Picton featured in The Vinyl Cafe anniversary album

COAST TO COAST - Stuart McLean visited Picton as part of his cross Canada tours. (Submitted Photo)

 

SARAH WILLIAMS

STAFF WRITER

 

About a decade ago, Stuart McLean, host of CBC’s The Vinyl Cafe, visited Picton. For years, McLean and his team visited a host of small towns and cities across Canada, gathering and sharing stories, before McLean passed away in 2017.

Now, in celebration of the show’s 25th Anniversary, a new album of stories has been produced. Consisting of two volumes, volume one contains stories of Dave and Morley-two hapless but heartwarming characters dreamed up by McLean- and volume two features McLean’s essays of places across Canada. Although these essays have been broadcast on the radio, they have never been put to CD before.

Jess Milton, producer of The Vinyl Cafe, spoke to the Gazette about working on the 25th anniversary album, why Stuart McLean decided to come to Picton all those years ago, and the threads that tie this vast country together.

Given the length of the show’s tenure, Milton describes a recurring question that she and McLean would ask often ask themselves, “When should we stop?”

“The answer would always be, ‘in five years’,” said Milton, with a laugh. “I suspect when we got to the 25th anniversary, we would have gone to 30.”

For Milton, 25 years seemed like a great time to commemorate the show and McLean himself.

“It seems like it would be really hard, but it’s actually the opposite,” said Milton, when asked what it was like to work on this project, especially without McLean.
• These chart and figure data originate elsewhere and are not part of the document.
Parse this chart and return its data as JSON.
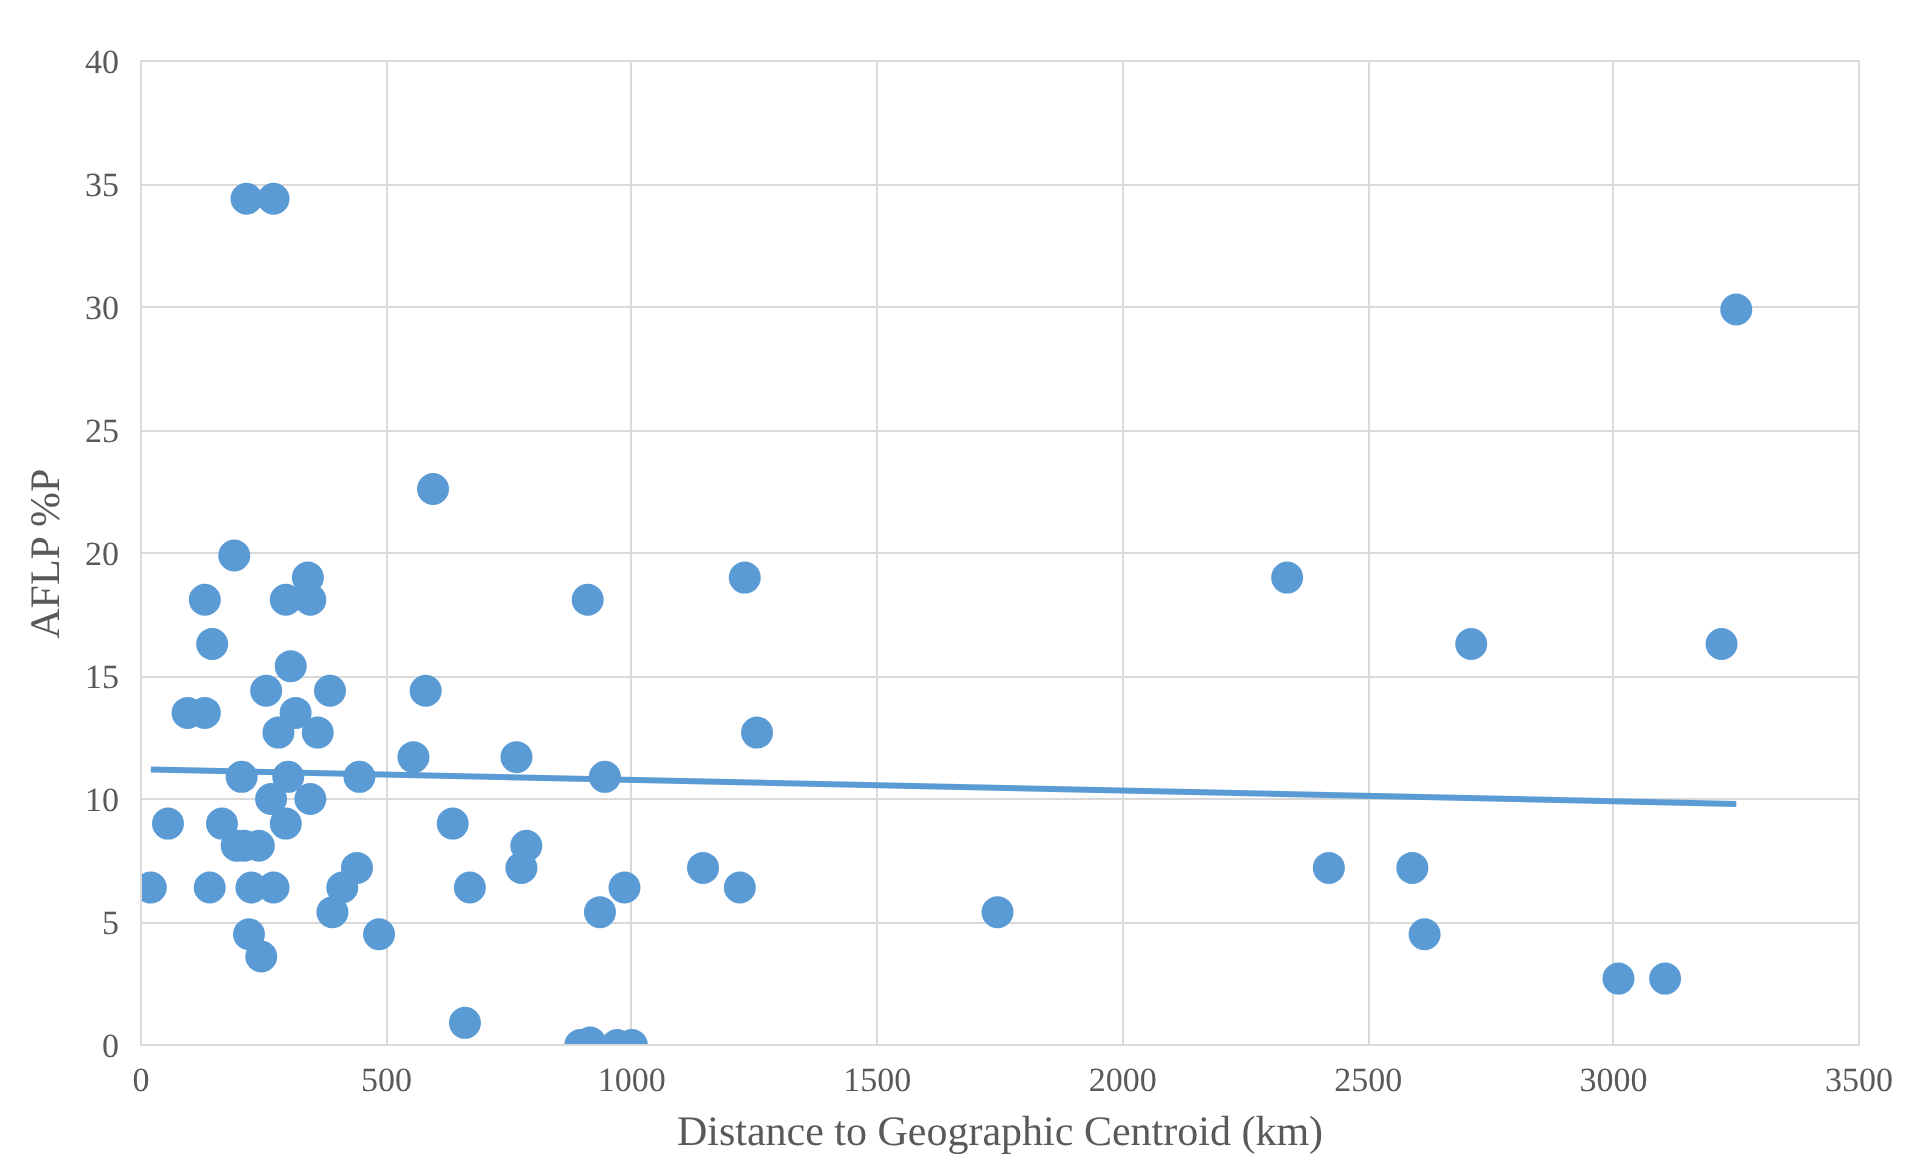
{
  "chart_data": {
    "type": "scatter",
    "xlabel": "Distance to Geographic Centroid (km)",
    "ylabel": "AFLP %P",
    "xlim": [
      0,
      3500
    ],
    "xticks": [
      0,
      500,
      1000,
      1500,
      2000,
      2500,
      3000,
      3500
    ],
    "ylim": [
      0,
      40
    ],
    "yticks": [
      0,
      5,
      10,
      15,
      20,
      25,
      30,
      35,
      40
    ],
    "grid": true,
    "marker": "circle",
    "series": [
      {
        "color": "#5b9bd5",
        "x": [
          20,
          55,
          95,
          130,
          130,
          140,
          145,
          165,
          190,
          195,
          205,
          210,
          215,
          220,
          225,
          240,
          245,
          255,
          265,
          270,
          270,
          280,
          295,
          295,
          300,
          305,
          315,
          340,
          345,
          345,
          360,
          385,
          390,
          410,
          440,
          445,
          485,
          555,
          580,
          595,
          635,
          660,
          670,
          765,
          775,
          785,
          895,
          910,
          915,
          935,
          945,
          970,
          985,
          1000,
          1145,
          1220,
          1230,
          1255,
          1745,
          2335,
          2420,
          2590,
          2615,
          2710,
          3010,
          3105,
          3220,
          3250
        ],
        "values": [
          6.4,
          9.0,
          13.5,
          13.5,
          18.1,
          6.4,
          16.3,
          9.0,
          19.9,
          8.1,
          10.9,
          8.1,
          34.4,
          4.5,
          6.4,
          8.1,
          3.6,
          14.4,
          10.0,
          6.4,
          34.4,
          12.7,
          18.1,
          9.0,
          10.9,
          15.4,
          13.5,
          19.0,
          18.1,
          10.0,
          12.7,
          14.4,
          5.4,
          6.4,
          7.2,
          10.9,
          4.5,
          11.7,
          14.4,
          22.6,
          9.0,
          0.9,
          6.4,
          11.7,
          7.2,
          8.1,
          0,
          18.1,
          0.1,
          5.4,
          10.9,
          0,
          6.4,
          0,
          7.2,
          6.4,
          19.0,
          12.7,
          5.4,
          19.0,
          7.2,
          7.2,
          4.5,
          16.3,
          2.7,
          2.7,
          16.3,
          29.9
        ]
      },
      {
        "type": "line",
        "marker": "none",
        "color": "#5b9bd5",
        "x": [
          20,
          3250
        ],
        "values": [
          11.2,
          9.8
        ]
      }
    ]
  }
}
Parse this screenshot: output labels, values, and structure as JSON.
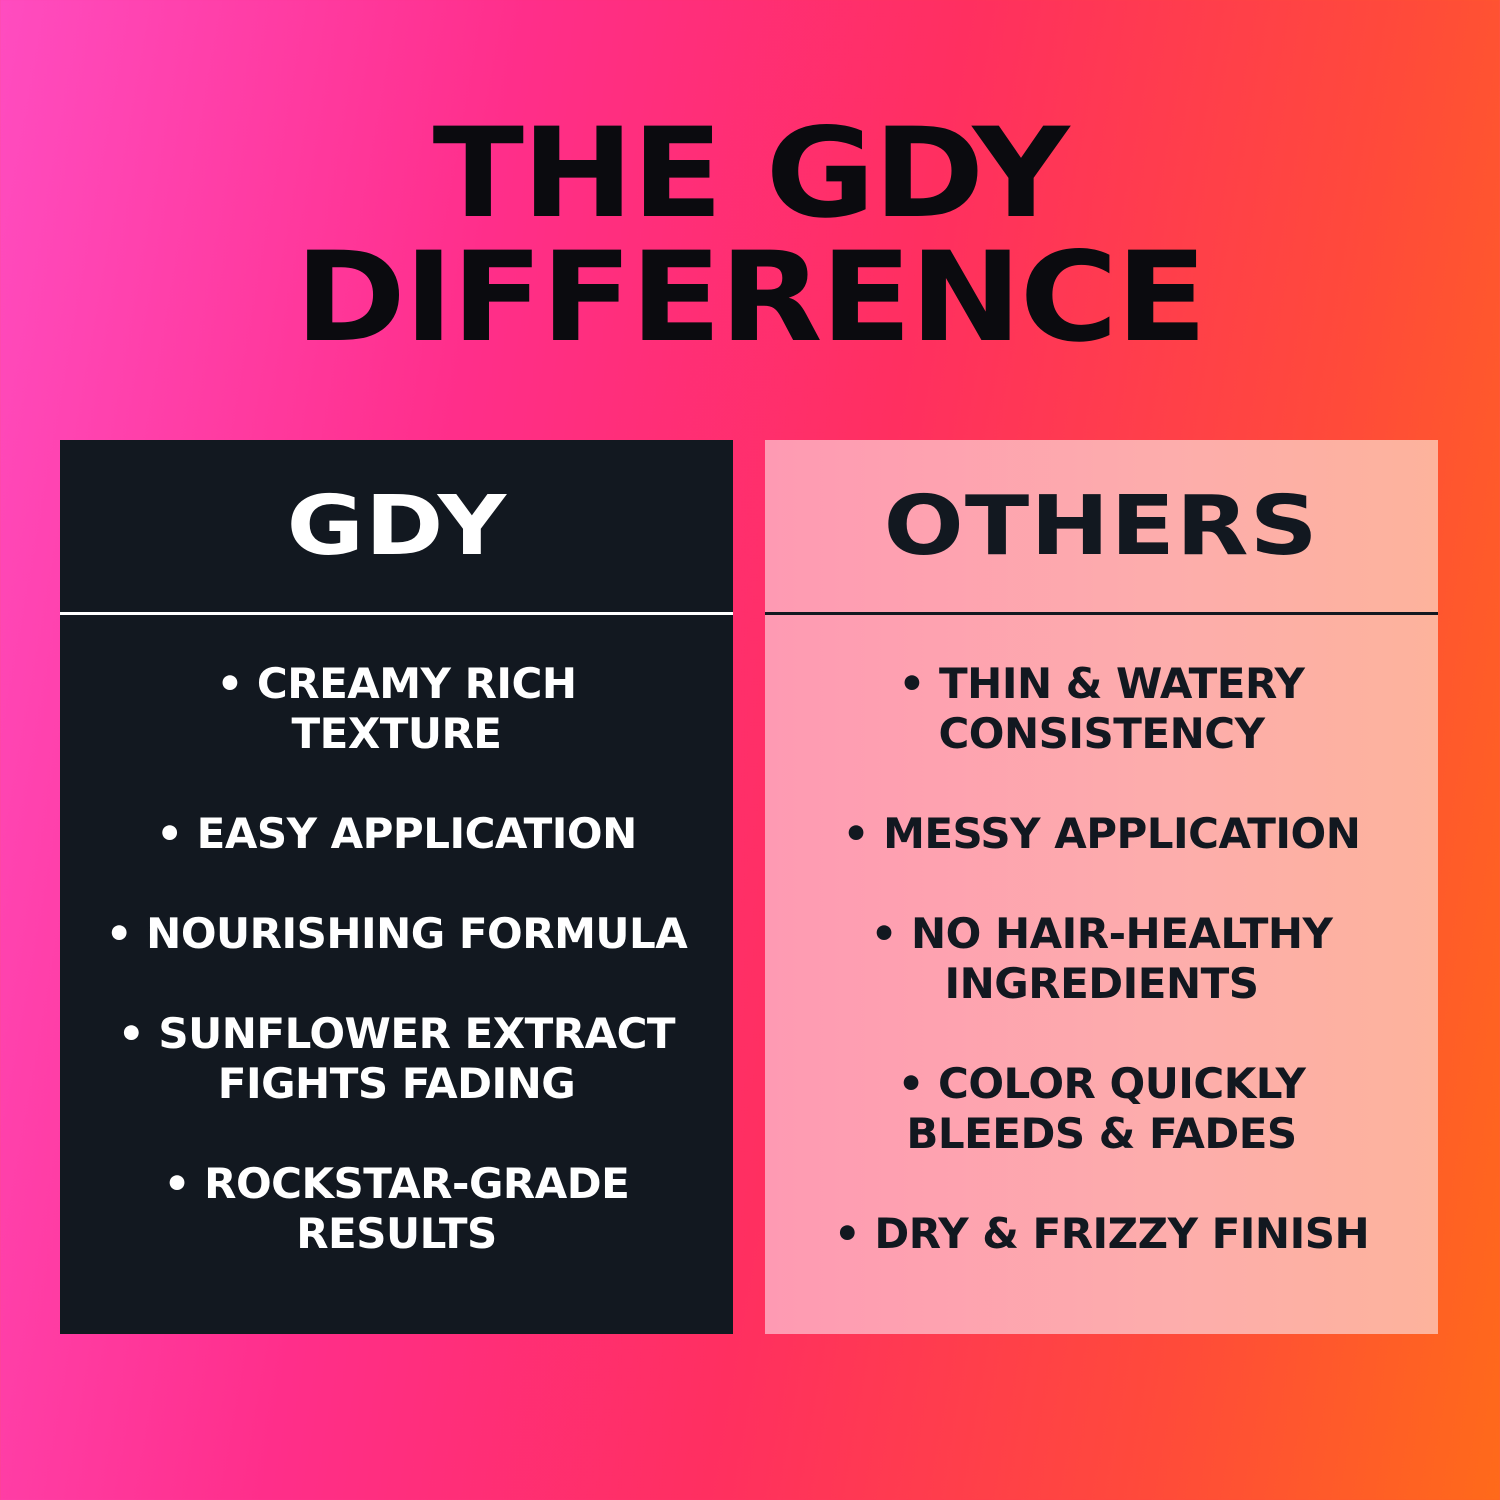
{
  "title": {
    "line1": "THE GDY",
    "line2": "DIFFERENCE"
  },
  "gdy": {
    "heading": "GDY",
    "items": [
      "• CREAMY RICH\nTEXTURE",
      "• EASY APPLICATION",
      "• NOURISHING FORMULA",
      "• SUNFLOWER EXTRACT\nFIGHTS FADING",
      "• ROCKSTAR-GRADE\nRESULTS"
    ]
  },
  "others": {
    "heading": "OTHERS",
    "items": [
      "• THIN & WATERY\nCONSISTENCY",
      "• MESSY APPLICATION",
      "• NO HAIR-HEALTHY\nINGREDIENTS",
      "• COLOR QUICKLY\nBLEEDS & FADES",
      "• DRY & FRIZZY FINISH"
    ]
  },
  "colors": {
    "gdy_panel": "#121820",
    "others_panel": "#fda5b0",
    "bg_left": "#ff4cc0",
    "bg_right": "#ff6a1a"
  }
}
“Spending time working on this is like spending time with someone you love. Hearing that again brought me back to a really lovely place,” said Milton. “It sort of felt like the way it feels when you go outside at this time of year, then come back in and there’s a roaring, crackling fire, and you sit down with a glass of red wine or a tea. It’s just lovely, and cozy and nice.”

Milton noted that, after McLean died, many listeners contacted her expressing how much they missed his quintessential essays about place, which had opened McLean’s show each Sunday.

“We heard from a whole bunch of listeners who told us what they missed were those opening essays, because they were kind of like a window into life across the country. That made me so happy and so proud,” enthused Milton.

When the show had just begun, Milton states, her objective had been to create an assemblage of stories from across the country that would come together like a family photo album.

“Each individual picture wouldn’t tell the story of who you are as a family, but turn the pages and you see that life captured snapshot by snapshot. It gives you a sense of who you are, what’s important to you and what you value,” said Milton. “ It was my hope with the show that we’d do the same thing-that each individual essay about the town or city we had broadcast from wouldn’t have great importance, some would make you laugh or cry, but not necessarily be important. My hope was, over the years, it would add up to something thick and tell the story of who we are as a nation and as a people. As a whole, it adds up to something greater than the sum of it’s parts.”

Milton explains that she and McLean ventured to Picton to explore the tangible resurgence of interest in this rural area, from wineries to restaurants.

“When we came to town, that story changed completely,” explained Milton, “We started wandering around and what we became interested in was why Picton worked so well…we immediately dropped the story we were going to write about and immediately started writing about your Main Street and what makes it work so well.”

McLean’s essay about Picton, originally broadcast live from The Regent Theatre, is a love letter to the ineffable charm that draws so many to this place and keeps so many here.

Whether a sense of the collective good implemented through policies such as healthcare, as Milton pointed out, or simply a friendly nod while walking down Main Street, she believes a defining characteristic of Canadians is that we care for the collective.

“So often, especially these days, we focus on our differences and what makes us different, but what we found travelling across the country was exactly the opposite,” stated Milton. “Of course, there are little quirks in each place, but over and over, we saw there’s something that unites us and I think that’s a tendency to focus on the collective rather than the individual.”

The Vinyl Cafe, with their 25th anniversary album, once again delivers this quintessential Canadian sense of warmth and togetherness for listeners across the country.